Magazine Article

San Jose State & Udacity partner for online education pilot program

Brian Ferguson
Managing Editor

The CSU is going online in a much bigger way than ever before.

In January, Chancellor Timothy White joined Gov. Jerry Brown and Sebastian Thrun, head of Silicon Valley start-up Udacity, to roll out a first-of-its-kind pilot program for online teaching at San Jose State.

The program called San Jose State Plus aims to harness principles of massive open online courses (MOOCs) and apply them to three courses in mathematics that are so-called ‘bottlenecks’ for students seeking degrees at San Jose—a remedial algebra course, a college-level algebra course and introductory statistics.

Citing long waiting lists and high failure rates in remedial courses, Gov. Brown pushed aggressively for the program noting at a launch event that the state’s public higher education systems must find a way to help people succeed and to buoy its aging workforce.

“This may be not the [whole] solution but a key part of the solution,” Brown said.

The CSU’s deal with Udacity—which CFA engaged in impact bargaining over before it was announced—is also the first time that professors at a public university have collaborated with a provider of a MOOC to create for-credit courses in which students watch videos, take interactive quizzes and receive support from online mentors.

For the pilot project, however, each course is limited to 100 students—one section of matriculated San Jose State students and a section of non-matriculated students. The courses are run through San Jose’s extension program. The cost of each three-unit course is $150, significantly less than regular San Jose extension fees. A foundation grant is paying the fee for some students.

The San Jose State University Foundation received a National Science Foundation (NSF) grant to study the completion rates of the courses they are offering online through SJSU Plus, specifically how different models of interaction and mentoring improve outcomes.

Each of the five faculty members participating in the program will be compensated for both developing and teaching the pilot courses. They also will retain the intellectual- property rights to the course materials.

In the deal between Udacity and SJSU, the university will keep 51 percent of any profit after costs are covered and Udacity will keep 49 percent, Mohammad Qayoumi, San Jose State president, said at the launch. President Qayoumi is pushing aggressively to expand into online education—San Jose is also working on another MOOC pilot with nonprofit provider EdV, which is led by the Massachusetts Institiute of Technology and Harvard University.
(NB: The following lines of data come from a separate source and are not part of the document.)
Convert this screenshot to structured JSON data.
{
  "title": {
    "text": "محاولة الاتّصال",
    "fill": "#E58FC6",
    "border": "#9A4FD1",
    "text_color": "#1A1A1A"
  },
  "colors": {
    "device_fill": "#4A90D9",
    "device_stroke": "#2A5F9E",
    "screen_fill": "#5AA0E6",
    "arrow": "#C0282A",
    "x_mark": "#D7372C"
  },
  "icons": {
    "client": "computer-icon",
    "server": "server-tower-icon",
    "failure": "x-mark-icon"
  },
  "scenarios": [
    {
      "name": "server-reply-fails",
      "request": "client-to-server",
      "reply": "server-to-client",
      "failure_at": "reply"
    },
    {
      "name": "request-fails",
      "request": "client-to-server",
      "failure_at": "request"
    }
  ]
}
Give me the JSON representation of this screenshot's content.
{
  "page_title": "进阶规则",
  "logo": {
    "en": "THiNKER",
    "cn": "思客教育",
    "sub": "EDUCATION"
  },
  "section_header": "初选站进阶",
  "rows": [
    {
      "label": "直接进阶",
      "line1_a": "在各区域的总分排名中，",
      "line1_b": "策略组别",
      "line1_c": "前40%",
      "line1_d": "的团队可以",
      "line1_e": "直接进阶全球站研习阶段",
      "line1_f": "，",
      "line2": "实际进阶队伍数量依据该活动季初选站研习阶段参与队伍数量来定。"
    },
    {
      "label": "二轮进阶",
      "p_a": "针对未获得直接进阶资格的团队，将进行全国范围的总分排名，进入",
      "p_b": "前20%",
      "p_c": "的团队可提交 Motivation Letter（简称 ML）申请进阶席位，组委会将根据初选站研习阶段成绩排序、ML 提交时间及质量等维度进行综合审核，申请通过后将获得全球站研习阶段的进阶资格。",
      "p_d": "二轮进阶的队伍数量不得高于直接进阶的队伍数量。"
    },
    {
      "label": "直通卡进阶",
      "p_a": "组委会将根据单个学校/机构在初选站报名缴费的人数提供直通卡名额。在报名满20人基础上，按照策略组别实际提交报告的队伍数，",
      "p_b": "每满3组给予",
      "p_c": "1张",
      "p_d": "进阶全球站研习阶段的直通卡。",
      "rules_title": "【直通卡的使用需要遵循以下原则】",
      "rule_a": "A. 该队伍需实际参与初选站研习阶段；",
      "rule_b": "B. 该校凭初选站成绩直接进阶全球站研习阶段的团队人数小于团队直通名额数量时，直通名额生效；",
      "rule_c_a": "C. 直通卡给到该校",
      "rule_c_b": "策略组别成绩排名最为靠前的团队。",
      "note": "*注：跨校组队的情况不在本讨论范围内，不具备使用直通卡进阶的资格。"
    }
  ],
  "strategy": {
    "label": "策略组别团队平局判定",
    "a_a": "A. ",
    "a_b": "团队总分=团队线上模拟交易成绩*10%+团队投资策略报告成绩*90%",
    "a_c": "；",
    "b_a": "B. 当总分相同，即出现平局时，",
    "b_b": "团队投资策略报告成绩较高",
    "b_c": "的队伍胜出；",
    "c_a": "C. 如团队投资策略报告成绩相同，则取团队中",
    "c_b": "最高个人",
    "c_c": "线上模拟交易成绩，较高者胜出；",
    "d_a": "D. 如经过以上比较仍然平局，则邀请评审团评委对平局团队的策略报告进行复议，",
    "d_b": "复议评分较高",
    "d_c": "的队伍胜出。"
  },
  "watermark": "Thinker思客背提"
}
In his remarks at the news conference announcing San Jose State Plus, White emphasized that this project is still very much an experiment.

“This is an R&D [research and development] project for us right now to figure out what are the moving parts,” White said. “What is the role of faculty and the human contact? What can be done with technology? How do they interface? Do students learn? Do they advance?”

He continued, “Then the next question is a business question. Can it be scaled up? And how do you scale it up and still maintain the learning environment that the students of today need to be successful?”

“And if we can’t do that last piece, well then, we have to start again,” White concluded.

CFA President Lillian Taiz agreed on the importance of asking questions about student success.

She said in a statement released the day of the program’s launch that “It’s good the CSU is actually testing out these methods and starting on a small scale. We must find out which online tools work well (or not), for what kinds of students, and for what kinds of subject matter. There is a lot to unpack in the pedagogy.”

“You can’t have quality learning conditions for students—online or in a classroom,” she added, “without professional working conditions for the faculty. Our contract is an important piece of making sure we have fairness, equity, and quality in all aspects of CSU teaching.”